Forecasting, on the other hand, is a much more subjective process. It incorporates lots of other data besides polls, and yes, assumptions. More assumptions than any forecaster would care to admit, and probably more than any realize.
My forecasts, since I started in ~2020, have been very good. One day, they won't be. Forecasting is not the thing I'm best at, and I hope that people smarter than me will incorporate some of the concepts and understanding that I (and others) have that allows my inferior math to produce superior forecasts.
But I will never BS you as to WHY my forecasts are right, wrong, or otherwise (as other forecasters do).
Forecasting requires PREDICTION about, at minimum, how that (large number) of "idks" will decide.

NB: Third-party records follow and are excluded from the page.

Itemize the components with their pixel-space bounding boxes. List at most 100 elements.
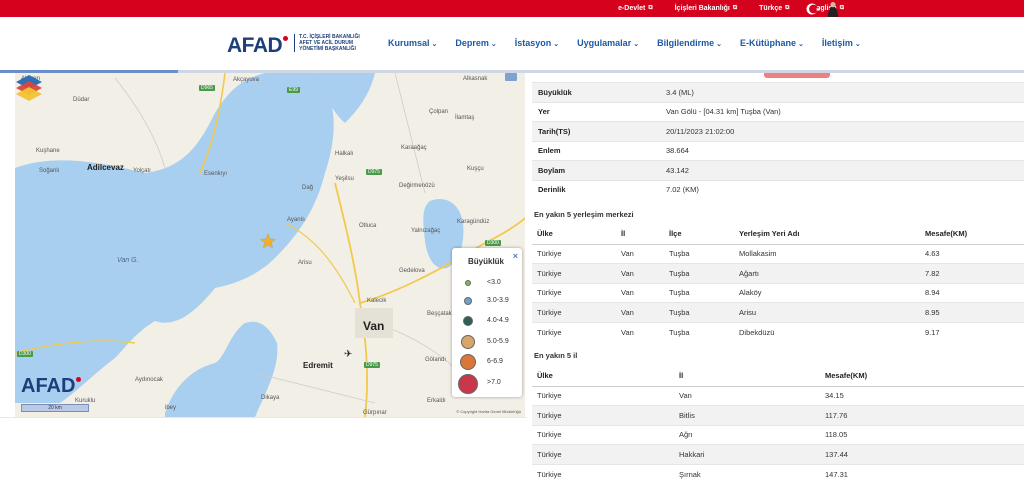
table-cell: 9.17 — [920, 321, 1024, 342]
detail-row-magnitude: Büyüklük 3.4 (ML) — [532, 82, 1024, 102]
table-cell: Türkiye — [532, 463, 674, 484]
table-header-row: Ülke İl Mesafe(KM) — [532, 366, 1024, 387]
map-label: Gedelova — [399, 268, 425, 274]
nav-istasyon[interactable]: İstasyon ⌄ — [515, 38, 559, 48]
legend-swatch — [461, 335, 475, 349]
nav-uygulamalar[interactable]: Uygulamalar ⌄ — [577, 38, 639, 48]
map-label: Akçayuva — [233, 77, 260, 83]
map-afad-logo: AFAD — [21, 375, 82, 398]
road-label: D965 — [199, 85, 215, 91]
detail-row-location: Yer Van Gölü - [04.31 km] Tuşba (Van) — [532, 101, 1024, 122]
icisleri-link[interactable]: İçişleri Bakanlığı ⧉ — [675, 5, 738, 12]
table-row: Türkiye Van Tuşba Mollakasim 4.63 — [532, 243, 1024, 264]
table-cell: Mollakasim — [734, 243, 920, 264]
table-cell: 147.31 — [820, 463, 1024, 484]
column-header: İl — [616, 224, 664, 245]
map-expand-button[interactable] — [505, 73, 517, 81]
map-label: Karagündüz — [457, 219, 490, 225]
nav-label: E-Kütüphane — [739, 38, 796, 48]
table-cell: 4.63 — [920, 243, 1024, 264]
settlements-title: En yakın 5 yerleşim merkezi — [534, 210, 634, 219]
legend-item: <3.0 — [452, 274, 522, 294]
map-label: Adilcevaz — [87, 163, 124, 172]
nav-iletisim[interactable]: İletişim ⌄ — [822, 38, 861, 48]
turkce-link[interactable]: Türkçe ⧉ — [759, 5, 789, 12]
table-cell: 34.15 — [820, 385, 1024, 406]
logo-dot-icon — [283, 36, 289, 41]
map-label: Karaağaç — [401, 145, 427, 151]
table-cell: Tuşba — [664, 302, 734, 322]
map-label: Kuşçu — [467, 166, 484, 172]
map-label: ibey — [165, 405, 177, 411]
nav-kurumsal[interactable]: Kurumsal ⌄ — [388, 38, 437, 48]
table-header-row: Ülke İl İlçe Yerleşim Yeri Adı Mesafe(KM… — [532, 224, 1024, 245]
map-label: İlamtaş — [455, 115, 475, 121]
detail-value: Van Gölü - [04.31 km] Tuşba (Van) — [666, 107, 781, 117]
map-label: Arisu — [298, 260, 312, 266]
table-cell: Tuşba — [664, 321, 734, 342]
map-label: Alkasnak — [463, 76, 488, 82]
layers-icon[interactable] — [15, 73, 43, 103]
provinces-table: Ülke İl Mesafe(KM) Türkiye Van 34.15 Türki… — [532, 366, 1024, 484]
panel-top-strip — [764, 73, 830, 78]
column-header: İlçe — [664, 224, 734, 245]
table-cell: Van — [616, 263, 664, 283]
legend-label: 3.0-3.9 — [487, 297, 509, 304]
detail-row-longitude: Boylam 43.142 — [532, 160, 1024, 180]
detail-key: Tarih(TS) — [538, 126, 571, 136]
detail-key: Derinlik — [538, 185, 566, 195]
table-row: Türkiye Ağrı 118.05 — [532, 424, 1024, 445]
nav-deprem[interactable]: Deprem ⌄ — [455, 38, 496, 48]
chevron-down-icon: ⌄ — [716, 41, 722, 48]
chevron-down-icon: ⌄ — [431, 41, 438, 48]
external-link-icon: ⧉ — [648, 5, 653, 11]
nav-bilgilendirme[interactable]: Bilgilendirme ⌄ — [657, 38, 722, 48]
table-row: Türkiye Van 34.15 — [532, 385, 1024, 406]
turkce-label: Türkçe — [759, 5, 783, 12]
edevlet-link[interactable]: e-Devlet ⧉ — [618, 5, 653, 12]
map-label: Dikaya — [261, 395, 280, 401]
map-label: Ayanis — [287, 217, 305, 223]
nav-label: Kurumsal — [388, 38, 430, 48]
main-nav: Kurumsal ⌄ Deprem ⌄ İstasyon ⌄ Uygulamalar ⌄… — [388, 38, 879, 48]
table-row: Türkiye Şırnak 147.31 — [532, 463, 1024, 484]
earthquake-map[interactable]: Akören Akçayuva Alkasnak Düdar Kuşhane A… — [15, 73, 525, 417]
legend-swatch — [458, 374, 478, 394]
detail-value: 20/11/2023 21:02:00 — [666, 126, 735, 136]
nav-label: Deprem — [455, 38, 489, 48]
map-label: Gölandı — [425, 357, 447, 363]
close-icon[interactable]: × — [513, 251, 518, 261]
epicenter-star-icon[interactable]: ★ — [259, 229, 277, 254]
table-row: Türkiye Van Tuşba Alaköy 8.94 — [532, 282, 1024, 303]
legend-swatch — [463, 316, 473, 326]
detail-row-depth: Derinlik 7.02 (KM) — [532, 179, 1024, 200]
legend-swatch — [460, 354, 476, 370]
edevlet-label: e-Devlet — [618, 5, 646, 12]
column-header: Ülke — [532, 224, 616, 245]
table-cell: Van — [616, 321, 664, 342]
table-cell: Türkiye — [532, 302, 616, 322]
table-cell: 117.76 — [820, 405, 1024, 425]
table-cell: Türkiye — [532, 405, 674, 425]
detail-key: Büyüklük — [538, 87, 572, 97]
legend-swatch — [465, 280, 471, 286]
map-label: Erkaldı — [427, 398, 446, 404]
map-label: Yalnızağaç — [411, 228, 441, 234]
nav-ekutuphane[interactable]: E-Kütüphane ⌄ — [740, 38, 804, 48]
afad-logo[interactable]: AFAD T.C. İÇİŞLERİ BAKANLIĞI AFET VE ACİ… — [227, 34, 360, 58]
legend-item: 4.0-4.9 — [452, 312, 522, 332]
legend-label: 4.0-4.9 — [487, 317, 509, 324]
map-label: Çolpan — [429, 109, 449, 115]
table-cell: Türkiye — [532, 321, 616, 342]
table-cell: Dibekdüzü — [734, 321, 920, 342]
legend-label: <3.0 — [487, 279, 501, 286]
map-label: Yeşilsu — [335, 176, 354, 182]
site-header: AFAD T.C. İÇİŞLERİ BAKANLIĞI AFET VE ACİ… — [0, 17, 1024, 72]
table-cell: 8.95 — [920, 302, 1024, 322]
table-cell: Alaköy — [734, 282, 920, 303]
table-cell: Ağrı — [674, 424, 820, 445]
nav-label: İletişim — [821, 38, 853, 48]
map-label: Esenkıyı — [204, 171, 228, 177]
legend-item: 3.0-3.9 — [452, 292, 522, 312]
turkish-flag-icon — [806, 2, 838, 17]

The accuracy of a poll CANNOT (in a proper scientific field) be judged based on how accurate it FORECASTS how they will eventually decide.
And even this ignores strong possibility of compensating errors (a topic I'll cover another time).
So, to conclude:
11) Pollsters should report their data as they observe it - including, and NOT allocating or “excluding” undecideds.
If they want to continue forecasting, that's fine, but don't lie to the public and report your FORECAST as if it were your POLL.
It leads to the misconception that polls and forecasts are the same thing.
Fwiw, a poll average (which required downloading lots of reports, because they don't report their actual numbers) of
Allowed me to forecast below:
The relative lack of polls + high idk is what led to the uncertainty. My range of outcomes were much lower in my US Senate forecasts, for example.
While I was very close (median spread forecast 12.8, actual spread 11.1) I'm going to remind you: even if the “actual” were 6 or 16, my forecast was still good.
It could've been 6 or 16 and I'd have felt just as good about my forecast.
I'm not going to be a hypocrite like other forecasters and take a victory lap when I'm “right” and then berate the public with “it'S juSt ProBabiliTY” when my median is more “off.”
It's just probability when my median is very close, too.
So, re: my wide range - Yeah, it was pretty wide. But my 95% confidence should fall within them about 95% of the time! Not too much more, and not too much less.
Good forecasts should. I mentioned earlier, that there was good data to suggest undecideds would lean conservative (not, as other forecasts asserted, proportional to decided) and also:
Reform polled from 4 to 6 in the London Mayoral Polls, and finished at 3.
There's not good data to support it yet (probably won't ever be, due to the industry's misunderstanding of what poll error is) but I think the best hypothesis based on the result is that undecideds - as I predicted - favored Conservatives, and a small but not insignificant number of people who polled “Reform” strategically voted “Conservative.”
My track record of forecasting is very good.
It may or may not be in the future
But the quality of my forecasts is irrelevant to the quality of my analysis.
What polls mean, how they should be reported and analyzed for accuracy, will stand on their merits.
I hope that analysis makes sense, resonates, and allows you to be more informed in how you look at (and interpret) poll data.